Ultimately capitalist economic crises can only be permanently eliminated by the replacement of capitalism with communism. This entails the abolition of the production process as a valorisation process. Consequently the law of value, a socio-historical law, ceases to exist. In the final analysis communist (not Stalinist) society is the only authentic solution to the problem of economic crises.
Printing money, currency devaluation, changing interest rates, debt accumulation and public works involve tinkering with circulation.Manipulating the circulation of capital constitutes a superficial remedy that,in the long run, solve nothing while making things worse. The appearances of capitalism (such as the circulation of capital) are mistaken for its essence. The market disguises the real nature of capitalism.
Bourgeois experts inform us that the debt crisis can be solved if we use this or that method. Yet none of these offerings directly locate the source of the problem -the production of commodity capital itself.
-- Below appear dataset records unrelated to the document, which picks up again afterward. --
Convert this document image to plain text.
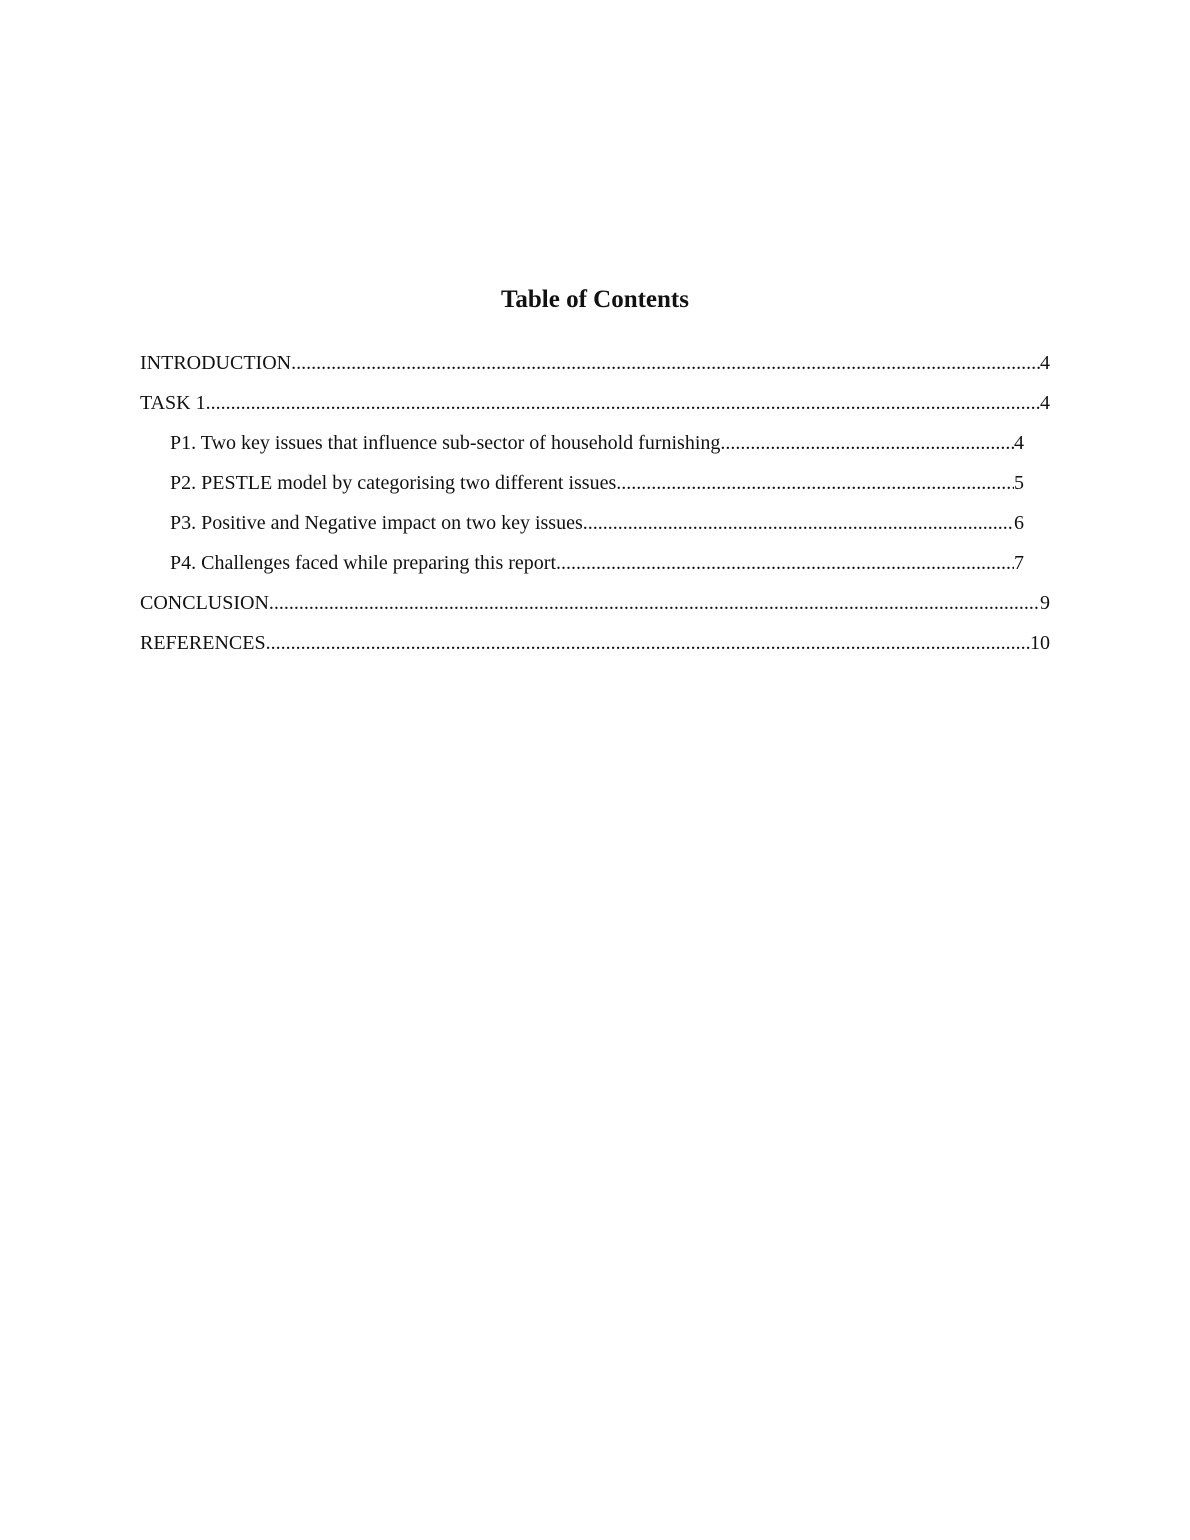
Table of Contents
INTRODUCTION .....	4
TASK 1 .....	4
P1. Two key issues that influence sub-sector of household furnishing .....	4
P2. PESTLE model by categorising two different issues .....	5
P3. Positive and Negative impact on two key issues .....	6
P4. Challenges faced while preparing this report .....	7
CONCLUSION .....	9
REFERENCES .....	10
There are almost as many economists as there are proposed bourgeois solutions. Proposed solutions can include fiscal change; monetary reform; banking reform and budgetary change. The current capitalist slow-down is a result not of the inaccessibility of credit but of the falling rate of profit. It is the falling rate of profit that has led to the drying up of credit. The lack of banking activity is not the cause of the crisis.Instead it is the crisis that is the cause of banking activity. The result of the problem is ironically viewed by its apologists as its cause.
Finally given that the source of the contradiction lies within the capitalist production process it is nevertheless the case that modifications to aspects of the circulation can play a subordinate role in the solution to the problem of declining profitability. However the solution is principally found within valorisation itself.